A King-sized Confession

July 23, 2007 at 6:18 am (Uncategorized)

It’ll be six weeks tomorrow since I sent the sample chapters and synopsis to my dream agency. I haven’t heard anything, and it’s fair to say I’m gradually losing hope. Their website says responses usually take between 8-10 weeks, so we’re still in the midst of the consideration period, true, but there’s part of me that argues quite persuasively to the rest of me that it probably doesn’t take that long to hear something if they’re interested.

Think of it. If you’ve applied for a job, for instance, you learn fairly promptly if you’ve made it to the interview stage. It’s only the rejected applicants who don’t get a phone call. After a reasonable interval, they get a letter advising them that they’ve been unsuccessful on this occasion. I feel like I am in the middle of this interval right now, because I think if someone were considering taking our correspondence any further, I would have had a call by now. I’d be prepared to bet that the agency phones the people they want and writes to those they don’t.

Rejection happens to just about everyone in this game, so I’m told. I can expect to be rejected for years. Non-stop. I may have to write four or five unpublished manuscripts before something happens for me. Even then nothing may. So I almost have to be rejected by this agency. It’s all to do with probability and the law of averages. What are the chances of an unpublished author having her first manuscript picked up by the first agency she approaches? Slim, approaching anorexic.

So it was heartening to read this in today’s SMH online. You really have to admire a guy who leaves ‘King’ off the end of his name so as to protect his credibility and quash those nepotism rumours before they even have a chance to hatch. I mean, Stephen King is a pretty big goose when it comes to the laying of golden eggs (oh please, God, let me walk away unharmed from this metaphor wreckage before the authorities arrive…), so had his son been prepared to exploit that happy paternity, and had Stephen King been willling to accommodate such efforts, one would have to assume agents and publishers alike might have been…what? Compelled or persuaded or curious or sycophantic or smart enough to listen. Instead, the son drops the royal seal from his title and goes forth into the world dressed in rags, determined to find his own long and difficult path toward his own, er, King-dom.

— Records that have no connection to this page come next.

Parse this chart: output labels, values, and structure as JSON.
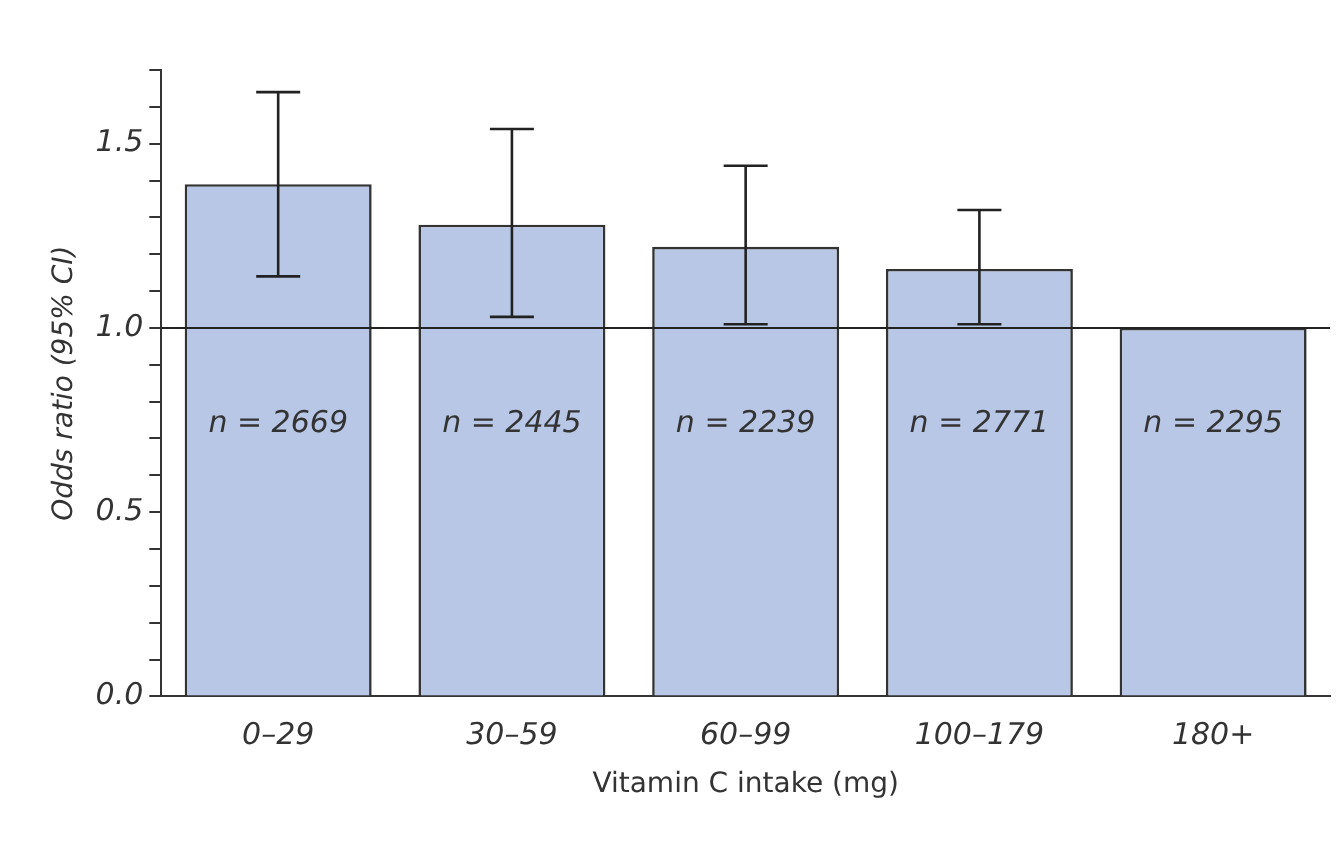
{
  "chart_data": {
    "type": "bar",
    "xlabel": "Vitamin C intake (mg)",
    "ylabel": "Odds ratio (95% CI)",
    "categories": [
      "0–29",
      "30–59",
      "60–99",
      "100–179",
      "180+"
    ],
    "values": [
      1.39,
      1.28,
      1.22,
      1.16,
      1.0
    ],
    "errors": [
      [
        1.14,
        1.64
      ],
      [
        1.03,
        1.54
      ],
      [
        1.01,
        1.44
      ],
      [
        1.01,
        1.32
      ],
      null
    ],
    "color": "#b8c7e6",
    "ylim": [
      0,
      1.7
    ],
    "yticks": [
      {
        "value": 0,
        "label": "0.0"
      },
      {
        "value": 0.1,
        "label": null
      },
      {
        "value": 0.2,
        "label": null
      },
      {
        "value": 0.3,
        "label": null
      },
      {
        "value": 0.4,
        "label": null
      },
      {
        "value": 0.5,
        "label": "0.5"
      },
      {
        "value": 0.6,
        "label": null
      },
      {
        "value": 0.7,
        "label": null
      },
      {
        "value": 0.8,
        "label": null
      },
      {
        "value": 0.9,
        "label": null
      },
      {
        "value": 1,
        "label": "1.0"
      },
      {
        "value": 1.1,
        "label": null
      },
      {
        "value": 1.2,
        "label": null
      },
      {
        "value": 1.3,
        "label": null
      },
      {
        "value": 1.4,
        "label": null
      },
      {
        "value": 1.5,
        "label": "1.5"
      },
      {
        "value": 1.6,
        "label": null
      },
      {
        "value": 1.7,
        "label": null
      }
    ],
    "ref_lines": [
      {
        "axis": "y",
        "value": 1,
        "color": "#222222"
      }
    ],
    "annotations": [
      "n = 2669",
      "n = 2445",
      "n = 2239",
      "n = 2771",
      "n = 2295"
    ],
    "grid": false,
    "legend": false
  }
}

And throughout his journey to publication and a movie deal, it seems his sense of humour never left him, not even with four failed manuscripts screaming at him from every corner. He’s very funny talking about his anonymity, which, he suggests, was so easy to protect thanks to failure. Nothing averts scandal like complete indifference, after all.

Only now has he shrugged off his beggar’s cloak and revealed the princely robes underneath. Now the world knows he’s Stephen King’s son, and I bet that is one proud daddy-o.

* As an aside, Stephen King’s text On Writing is a very practical guide to trying to write. It contains advice I will never forget and to which I constantly refer.